El silencio daña más que el golpe

Ella tiene más de 30 años completamente negada a entablar una relación con un espécimen masculino. Su rictus se convierte en una caricatura dantesca cuando alguien osa preguntar algo al respecto y, lo más grave, cuando se expone a historias de mujeres que se parecen a la que le tocó vivir, su reacción de asombro demuestra su absoluta desconexión con el maltrato que sufrió.

Son muchísimas las que están en ese lote de señoras, cuya juventud se redujo al profundo dolor de relaciones dañinas sin salida “positiva” y que, en el mejor de los casos, decidieron huir sin pronunciar palabra.

Cobardía, miedo, autoprotección, sanidad espiritual… vaya Dios a saber qué las movilizó, pero aunque no lo conozcamos, sus historias son las nuestras, sus dolores nuestros dolores y, la buena noticia es que sus silencios se convirtieron en nuestro canto de hoy.

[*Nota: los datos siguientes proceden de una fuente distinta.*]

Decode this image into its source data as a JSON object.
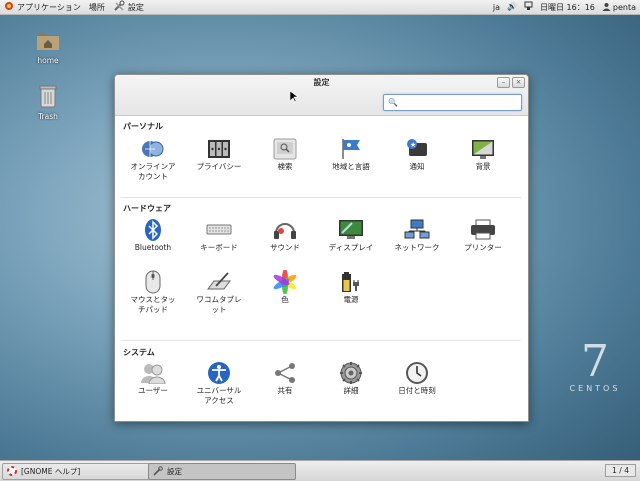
{
  "topbar": {
    "applications": "アプリケーション",
    "places": "場所",
    "current_app": "設定",
    "lang": "ja",
    "datetime": "日曜日 16：16",
    "user": "penta"
  },
  "desktop": {
    "home_label": "home",
    "trash_label": "Trash"
  },
  "window": {
    "title": "設定",
    "search_placeholder": "",
    "sections": [
      {
        "title": "パーソナル",
        "items": [
          {
            "label": "オンラインア\nカウント",
            "icon": "online-accounts-icon"
          },
          {
            "label": "プライバシー",
            "icon": "privacy-icon"
          },
          {
            "label": "検索",
            "icon": "search-icon"
          },
          {
            "label": "地域と言語",
            "icon": "region-language-icon"
          },
          {
            "label": "通知",
            "icon": "notifications-icon"
          },
          {
            "label": "背景",
            "icon": "background-icon"
          }
        ]
      },
      {
        "title": "ハードウェア",
        "items": [
          {
            "label": "Bluetooth",
            "icon": "bluetooth-icon"
          },
          {
            "label": "キーボード",
            "icon": "keyboard-icon"
          },
          {
            "label": "サウンド",
            "icon": "sound-icon"
          },
          {
            "label": "ディスプレイ",
            "icon": "display-icon"
          },
          {
            "label": "ネットワーク",
            "icon": "network-icon"
          },
          {
            "label": "プリンター",
            "icon": "printer-icon"
          },
          {
            "label": "マウスとタッ\nチパッド",
            "icon": "mouse-icon"
          },
          {
            "label": "ワコムタブレ\nット",
            "icon": "wacom-tablet-icon"
          },
          {
            "label": "色",
            "icon": "color-icon"
          },
          {
            "label": "電源",
            "icon": "power-icon"
          }
        ]
      },
      {
        "title": "システム",
        "items": [
          {
            "label": "ユーザー",
            "icon": "users-icon"
          },
          {
            "label": "ユニバーサル\nアクセス",
            "icon": "universal-access-icon"
          },
          {
            "label": "共有",
            "icon": "sharing-icon"
          },
          {
            "label": "詳細",
            "icon": "details-icon"
          },
          {
            "label": "日付と時刻",
            "icon": "date-time-icon"
          }
        ]
      }
    ]
  },
  "bottombar": {
    "task1": "[GNOME ヘルプ]",
    "task2": "設定",
    "pager": "1 / 4"
  },
  "branding": {
    "seven": "7",
    "word": "CENTOS"
  },
  "colors": {
    "accent": "#4a90d9",
    "desktop": "#5f8ca8"
  }
}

A veces es estridente y la furia es lo único que atinamos a expresar, otras es un canto hondo de padecimiento ancestral y pocas las armonías compuestas con comprensión y compasión de esta realidad que, aunque pocas reconozcamos, somos responsables de co-crear.

Se trata de un dolor colectivo que creemos vivir en primera persona del singular porque ocurre en lo más íntimo de nuestro hogar, pero cuando nuestra mujerabilidad se atreve a expresarse entonces las solistas pueden conformar una coral y, aunque no son muchas, hay quienes dan un paso adelante y reconocen el maltrato.

Y me atreví cuando publiqué “No me pegues por favor”. Hubo reacciones diversas,  desde las furibundas que defienden en público “a mí no me toca nadie” hasta las que tímidamente me escribieron desde un silencioso pánico “gracias, yo fui una de esas y hay que hablar del tema”.

Siento que para desmontar el dolor social expresado en la intimidad de las relaciones hombre-mujer/mujer-hombre, primero debemos reconocer nuestra cuota de responsabilidad, comprendernos más allá de lo realmente víctimas que hemos sido y superar por completo la culpa que nos inmoviliza y nos mantiene en el secreto.

Nos invito a reconocer el poder del Amor que desmonta el dolor y el miedo, el poder de la palabra que quiebra el silencio, el poder de la valentía que nos puede impulsar a todas a rescatar la sonrisa que nace del alma libre de resentimientos y que solo así puede iniciar el verdadero camino del compartir con ellos.